The plan is to build a 49-unit building in an area that is currently zoned institutional. The city would have to approve a zoning change to apartment-residential.


Pastor Stephen Bray says there's an immediate need for affordable seniors housing in the area. (CBC)

One-third of the units would be for lower-income tenants.

"It seems that the number one need in our community is for seniors housing," said Pastor Stephen Bray.

"Ultimately we just want to build the facility and pay the bills because we're a non-profit. It's our mission as a church."

Residents concerned

But some people who live nearby don’t like the idea of a large apartment building and parking lot in the area.

"Traffic flow is a real problem being a residential neighbourhood," said Darragh Mogan, who is opposed to the project. "We want safe traffic conditions, and they won’t be with this complex being put in."
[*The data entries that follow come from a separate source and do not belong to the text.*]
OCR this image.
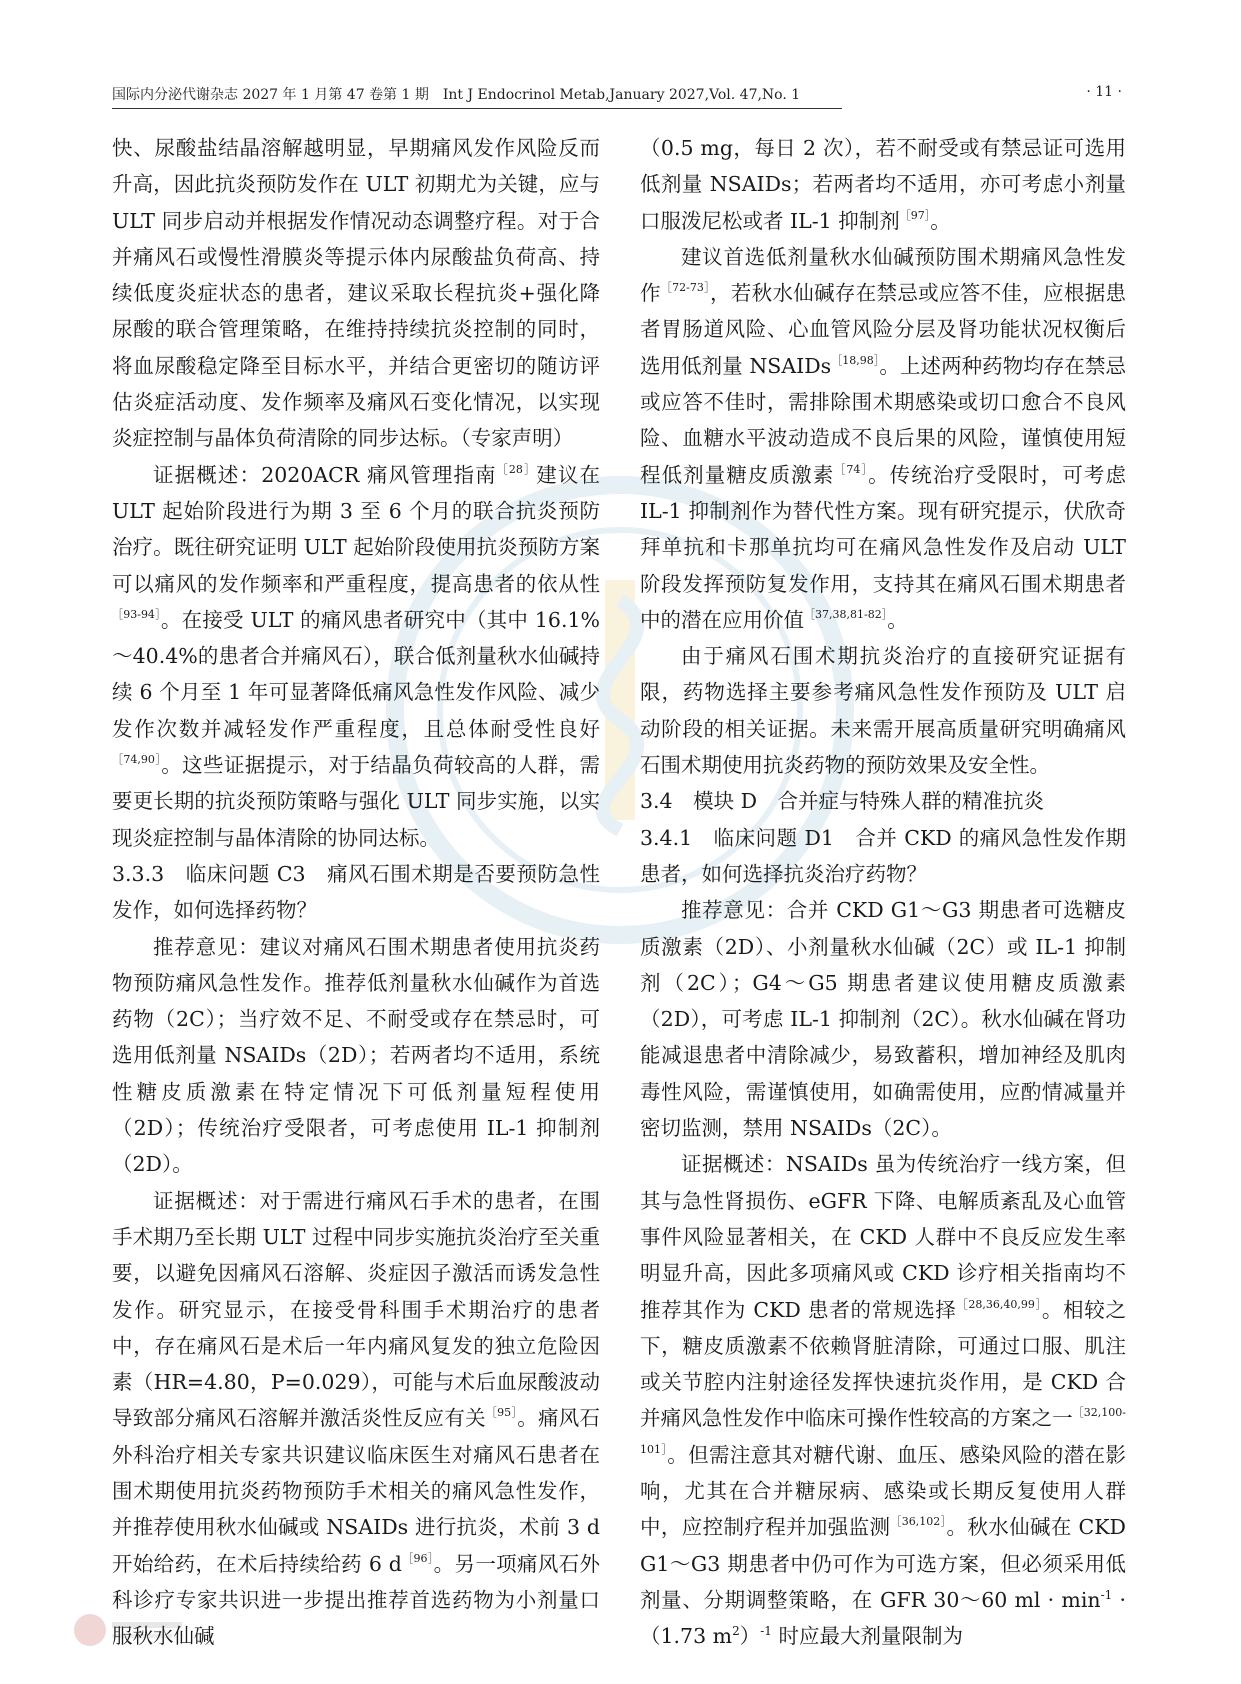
国际内分泌代谢杂志 2027 年 1 月第 47 卷第 1 期　Int J Endocrinol Metab,January 2027,Vol. 47,No. 1	· 11 ·

快、尿酸盐结晶溶解越明显，早期痛风发作风险反而升高，因此抗炎预防发作在 ULT 初期尤为关键，应与 ULT 同步启动并根据发作情况动态调整疗程。对于合并痛风石或慢性滑膜炎等提示体内尿酸盐负荷高、持续低度炎症状态的患者，建议采取长程抗炎+强化降尿酸的联合管理策略，在维持持续抗炎控制的同时，将血尿酸稳定降至目标水平，并结合更密切的随访评估炎症活动度、发作频率及痛风石变化情况，以实现炎症控制与晶体负荷清除的同步达标。（专家声明）

证据概述：2020ACR 痛风管理指南$^{[28]}$建议在 ULT 起始阶段进行为期 3 至 6 个月的联合抗炎预防治疗。既往研究证明 ULT 起始阶段使用抗炎预防方案可以痛风的发作频率和严重程度，提高患者的依从性$^{[93-94]}$。在接受 ULT 的痛风患者研究中（其中 16.1%～40.4%的患者合并痛风石），联合低剂量秋水仙碱持续 6 个月至 1 年可显著降低痛风急性发作风险、减少发作次数并减轻发作严重程度，且总体耐受性良好$^{[74,90]}$。这些证据提示，对于结晶负荷较高的人群，需要更长期的抗炎预防策略与强化 ULT 同步实施，以实现炎症控制与晶体清除的协同达标。

3.3.3　临床问题 C3　痛风石围术期是否要预防急性发作，如何选择药物？

推荐意见：建议对痛风石围术期患者使用抗炎药物预防痛风急性发作。推荐低剂量秋水仙碱作为首选药物（2C）；当疗效不足、不耐受或存在禁忌时，可选用低剂量 NSAIDs（2D）；若两者均不适用，系统性糖皮质激素在特定情况下可低剂量短程使用（2D）；传统治疗受限者，可考虑使用 IL-1 抑制剂（2D）。

证据概述：对于需进行痛风石手术的患者，在围手术期乃至长期 ULT 过程中同步实施抗炎治疗至关重要，以避免因痛风石溶解、炎症因子激活而诱发急性发作。研究显示，在接受骨科围手术期治疗的患者中，存在痛风石是术后一年内痛风复发的独立危险因素（HR=4.80，P=0.029），可能与术后血尿酸波动导致部分痛风石溶解并激活炎性反应有关$^{[95]}$。痛风石外科治疗相关专家共识建议临床医生对痛风石患者在围术期使用抗炎药物预防手术相关的痛风急性发作，并推荐使用秋水仙碱或 NSAIDs 进行抗炎，术前 3 d 开始给药，在术后持续给药 6 d$^{[96]}$。另一项痛风石外科诊疗专家共识进一步提出推荐首选药物为小剂量口服秋水仙碱

（0.5 mg，每日 2 次），若不耐受或有禁忌证可选用低剂量 NSAIDs；若两者均不适用，亦可考虑小剂量口服泼尼松或者 IL-1 抑制剂$^{[97]}$。

建议首选低剂量秋水仙碱预防围术期痛风急性发作$^{[72-73]}$，若秋水仙碱存在禁忌或应答不佳，应根据患者胃肠道风险、心血管风险分层及肾功能状况权衡后选用低剂量 NSAIDs$^{[18,98]}$。上述两种药物均存在禁忌或应答不佳时，需排除围术期感染或切口愈合不良风险、血糖水平波动造成不良后果的风险，谨慎使用短程低剂量糖皮质激素$^{[74]}$。传统治疗受限时，可考虑 IL-1 抑制剂作为替代性方案。现有研究提示，伏欣奇拜单抗和卡那单抗均可在痛风急性发作及启动 ULT 阶段发挥预防复发作用，支持其在痛风石围术期患者中的潜在应用价值$^{[37,38,81-82]}$。

由于痛风石围术期抗炎治疗的直接研究证据有限，药物选择主要参考痛风急性发作预防及 ULT 启动阶段的相关证据。未来需开展高质量研究明确痛风石围术期使用抗炎药物的预防效果及安全性。

3.4　模块 D　合并症与特殊人群的精准抗炎

3.4.1　临床问题 D1　合并 CKD 的痛风急性发作期患者，如何选择抗炎治疗药物？

推荐意见：合并 CKD G1～G3 期患者可选糖皮质激素（2D）、小剂量秋水仙碱（2C）或 IL-1 抑制剂（2C）；G4～G5 期患者建议使用糖皮质激素（2D），可考虑 IL-1 抑制剂（2C）。秋水仙碱在肾功能减退患者中清除减少，易致蓄积，增加神经及肌肉毒性风险，需谨慎使用，如确需使用，应酌情减量并密切监测，禁用 NSAIDs（2C）。

证据概述：NSAIDs 虽为传统治疗一线方案，但其与急性肾损伤、eGFR 下降、电解质紊乱及心血管事件风险显著相关，在 CKD 人群中不良反应发生率明显升高，因此多项痛风或 CKD 诊疗相关指南均不推荐其作为 CKD 患者的常规选择$^{[28,36,40,99]}$。相较之下，糖皮质激素不依赖肾脏清除，可通过口服、肌注或关节腔内注射途径发挥快速抗炎作用，是 CKD 合并痛风急性发作中临床可操作性较高的方案之一$^{[32,100-101]}$。但需注意其对糖代谢、血压、感染风险的潜在影响，尤其在合并糖尿病、感染或长期反复使用人群中，应控制疗程并加强监测$^{[36,102]}$。秋水仙碱在 CKD G1～G3 期患者中仍可作为可选方案，但必须采用低剂量、分期调整策略，在 GFR 30～60 ml · $\min^{-1} \cdot(1.73$ $m^2)^{-1}$ 时应最大剂量限制为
The proposed building would include 49 units for seniors. (CBC)

About 125 people have signed a petition against rezoning the land.

"It’s a major concern," said Charlie Wilkinson. "If anything, this property should be rezoned recreational, not residential."

Other neighbours say they’re worried about the effect on a nearby creek, which flows just below the property.

The Church says even if it gets approval, it will consider all sides before going ahead.

"We're hoping that maybe after we share our vision and share our heart, our neighbourhood will understand we're trying to be very sensitive to their homes, property value, traffic flow," said Bray.